Tuesday, August 25, 2009

The Realm of the Spirit---

Met a guy named Mike a few weeks ago who has a love for running as much as I have. However, there is one huge difference between the two of us; Mike will never run again. He was hit by a car while out running several months ago, and by his words is just lucky today to be able to walk. He wears a black brace/ boot on his left leg and foot, but does manage to get around under his own power.

I run into him (pardon the pun) most Sunday nights... and he always asks me how my running is going. I tell him about some of the work-outs I have been doing, and how the marathon training is progressing. He gave me some good tips this last time we talked about my longer runs, which I shared that I sometimes struggle with mentally more so than physically.

He told him more about his running. About how he used to go to the library downtown and check out all the books he could on running. The passion he developed for the sport. How he ran his first marathon in three hours and twewnty minutes; and how after increasing his training and becoming more knowledgeable about running and training, he decreased his time to a personal best of two hours and forty-minutes in the Marine Corp Marathon held in our nation's capital.

But times, age group awards, training schedules are but one side of the coin of running. The other side, and by far the most important, is how running makes us feel and what it does for us positively on a daily basis.

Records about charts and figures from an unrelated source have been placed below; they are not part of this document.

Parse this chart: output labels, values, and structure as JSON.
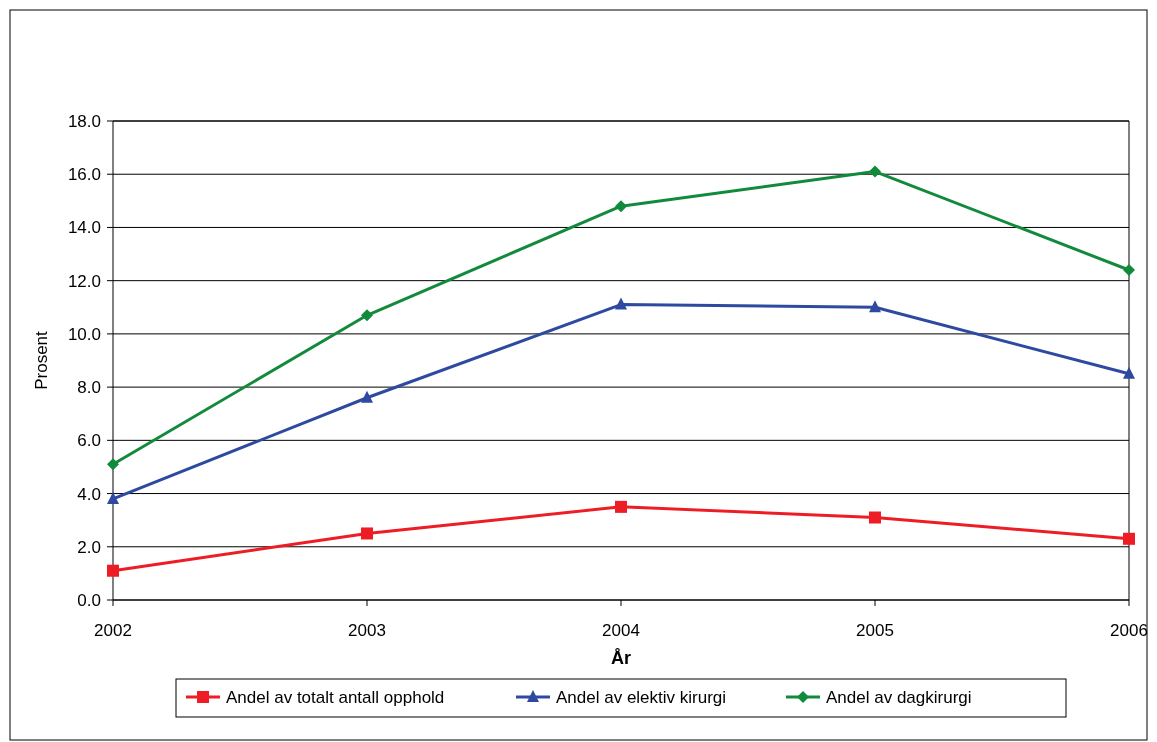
{
  "chart_data": {
    "type": "line",
    "xlabel": "År",
    "ylabel": "Prosent",
    "x": [
      2002,
      2003,
      2004,
      2005,
      2006
    ],
    "xlim": [
      2002,
      2006
    ],
    "xticks": [
      2002,
      2003,
      2004,
      2005,
      2006
    ],
    "ylim": [
      0,
      18
    ],
    "yticks": [
      {
        "value": 0,
        "label": "0.0"
      },
      {
        "value": 2,
        "label": "2.0"
      },
      {
        "value": 4,
        "label": "4.0"
      },
      {
        "value": 6,
        "label": "6.0"
      },
      {
        "value": 8,
        "label": "8.0"
      },
      {
        "value": 10,
        "label": "10.0"
      },
      {
        "value": 12,
        "label": "12.0"
      },
      {
        "value": 14,
        "label": "14.0"
      },
      {
        "value": 16,
        "label": "16.0"
      },
      {
        "value": 18,
        "label": "18.0"
      }
    ],
    "grid": "y",
    "legend": "bottom",
    "line_style": "solid",
    "series": [
      {
        "name": "Andel av totalt antall opphold",
        "color": "#ee1c24",
        "marker": "square",
        "values": [
          1.1,
          2.5,
          3.5,
          3.1,
          2.3
        ]
      },
      {
        "name": "Andel av elektiv kirurgi",
        "color": "#2e4aa0",
        "marker": "triangle",
        "values": [
          3.8,
          7.6,
          11.1,
          11.0,
          8.5
        ]
      },
      {
        "name": "Andel av dagkirurgi",
        "color": "#128a3c",
        "marker": "diamond",
        "values": [
          5.1,
          10.7,
          14.8,
          16.1,
          12.4
        ]
      }
    ]
  }
}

Running in Mike's words was spiritual... and he didnt have to tell or say anything more than that for me to totally understand on the deepest human levels just what he meant.

For its exactly how I feel, and something that I could either attempt to describe in a few words... or write an entire book to fully convey that spirituality I experience and live when I run. But I am human, and from time to time I can lose sight of what is right in front of me. When I laced up my shoes Monday morning and headed out on my run, I thought about Mike, and I thought about just how damn fortunate I was to have what I have, and to be able to spend that hour or so out there doing something I love to do. None of us knows when our last run may occur.